Skegness ‘resilient’ to national retail crisis

The Hildreds Centre in Skegness. Photo by Philip Murray.
The Hildreds Centre in Skegness. Photo by Philip Murray.

THE DISTINCTIVE and unique retail sector in Skegness provides resilience against the troubles affecting national high streets, town centre manager Stefan Krause has claimed.

Despite a spate of recent shop closures and threats of more to come, Mr Krause remains optimistic about the town’s retail economy, which he believes has fared better than most across the country.

He said: “We have a strong entrepreneurial spirit in this town and a unique, distinctive identity, which is not as susceptible to the national problems affecting big brands.

“We also have millions of visitors besides the 20,000 year-round residents and a large number of affluent older people enabling us to capitalise on the ‘silver pound’.

“Businesses here work together at tackling problems rather than in isolation, which can be seen in our recent joined up approach to revitalising Lumley Road.”
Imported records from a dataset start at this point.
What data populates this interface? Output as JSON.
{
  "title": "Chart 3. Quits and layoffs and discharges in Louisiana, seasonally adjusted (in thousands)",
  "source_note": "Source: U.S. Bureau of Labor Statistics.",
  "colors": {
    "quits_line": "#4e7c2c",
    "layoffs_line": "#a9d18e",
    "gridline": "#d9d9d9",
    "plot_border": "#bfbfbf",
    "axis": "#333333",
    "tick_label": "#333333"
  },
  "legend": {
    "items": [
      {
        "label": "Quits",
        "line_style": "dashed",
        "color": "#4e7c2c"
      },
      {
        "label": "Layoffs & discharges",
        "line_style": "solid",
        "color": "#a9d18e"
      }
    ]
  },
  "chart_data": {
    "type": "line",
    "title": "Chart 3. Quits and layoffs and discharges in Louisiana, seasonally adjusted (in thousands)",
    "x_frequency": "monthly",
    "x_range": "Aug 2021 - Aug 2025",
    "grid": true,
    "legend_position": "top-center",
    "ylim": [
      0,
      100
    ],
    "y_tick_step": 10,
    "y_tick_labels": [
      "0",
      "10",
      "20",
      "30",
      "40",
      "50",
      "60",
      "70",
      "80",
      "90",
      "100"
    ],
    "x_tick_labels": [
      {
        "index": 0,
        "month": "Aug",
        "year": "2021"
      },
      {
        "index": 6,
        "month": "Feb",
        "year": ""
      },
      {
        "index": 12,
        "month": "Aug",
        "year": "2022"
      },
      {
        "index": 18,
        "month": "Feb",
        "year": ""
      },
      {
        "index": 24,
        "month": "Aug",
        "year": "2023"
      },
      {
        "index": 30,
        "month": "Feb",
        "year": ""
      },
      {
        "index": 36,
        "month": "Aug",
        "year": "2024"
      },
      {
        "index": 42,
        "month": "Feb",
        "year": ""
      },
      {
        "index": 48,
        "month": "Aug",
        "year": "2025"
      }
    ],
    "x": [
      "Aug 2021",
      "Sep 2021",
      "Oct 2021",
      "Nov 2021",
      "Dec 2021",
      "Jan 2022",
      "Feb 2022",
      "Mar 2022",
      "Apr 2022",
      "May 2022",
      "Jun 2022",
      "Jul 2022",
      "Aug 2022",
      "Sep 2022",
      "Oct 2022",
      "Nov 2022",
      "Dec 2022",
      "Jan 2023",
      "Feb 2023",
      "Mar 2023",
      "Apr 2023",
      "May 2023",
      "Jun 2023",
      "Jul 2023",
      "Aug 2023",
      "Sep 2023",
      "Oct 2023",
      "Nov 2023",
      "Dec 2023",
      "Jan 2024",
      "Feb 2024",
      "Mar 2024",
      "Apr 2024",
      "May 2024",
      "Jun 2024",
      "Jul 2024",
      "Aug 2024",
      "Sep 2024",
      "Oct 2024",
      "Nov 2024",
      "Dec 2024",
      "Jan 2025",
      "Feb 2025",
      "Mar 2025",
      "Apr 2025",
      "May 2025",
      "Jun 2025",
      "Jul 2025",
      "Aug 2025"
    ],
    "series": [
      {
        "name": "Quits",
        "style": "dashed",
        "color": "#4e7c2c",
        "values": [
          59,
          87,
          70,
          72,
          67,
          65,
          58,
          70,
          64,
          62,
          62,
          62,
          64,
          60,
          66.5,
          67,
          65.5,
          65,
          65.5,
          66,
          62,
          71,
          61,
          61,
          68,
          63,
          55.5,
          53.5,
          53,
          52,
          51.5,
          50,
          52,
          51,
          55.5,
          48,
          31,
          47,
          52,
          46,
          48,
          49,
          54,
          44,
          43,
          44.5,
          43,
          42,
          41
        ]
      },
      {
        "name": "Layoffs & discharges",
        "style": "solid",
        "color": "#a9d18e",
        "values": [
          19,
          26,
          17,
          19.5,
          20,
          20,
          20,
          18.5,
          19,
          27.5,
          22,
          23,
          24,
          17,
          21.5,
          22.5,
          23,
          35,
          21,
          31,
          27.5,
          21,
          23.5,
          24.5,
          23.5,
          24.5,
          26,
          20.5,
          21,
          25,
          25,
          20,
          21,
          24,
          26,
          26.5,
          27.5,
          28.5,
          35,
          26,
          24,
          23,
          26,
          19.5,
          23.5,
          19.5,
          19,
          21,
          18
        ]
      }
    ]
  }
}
Mr Krause’s claims have been corroborated by a study published by the Local Data Company last Tuesday which lists Skegness as having the fourth best retail occupancy rate in the East Midlands with just 6.9 per cent of its shop units vacant.

Although that survey was taken at the beginning of 2011, before many of the latest shop closures, Mr Krause has collated his own study which lists the vacancy rate as just over four per cent as of December last year.

He has pointed to the 18 new and refurbished premises which opened last year as evidence the town is surviving well amid the economic down turn.

The LDB report also identifies a number of problems including weak consumer confidence, rising unemployment, expanding supermarkets and increasing trends in online shopping which have trapped many retail centres in a ‘downward spiral’ that will be difficult to reverse.

Mr Krause believes the type of businesses that are emerging most rapidly in Skegness are those which have greater immunity to these problems than most.

Although there is little that can be done about nationwide chain closures, he feels that the high proportion of small family run businesses will enable the town’s shopping streets to remain healthy.

Many of the newly opened businesses offer services rather than physical goods, which Mr Krause believes will be more resilient to the growing transition towards online shopping.

Recommendations put forward in the LBD report to address these problems support many of those offered by the Portas Review, which suggests that town centres should become more attractive places to shop and more supportive of markets. Mr Krause believes that Skegness is already following these recommendations through its attempts to partially pedestrianise Lumley Road to allow for more street markets.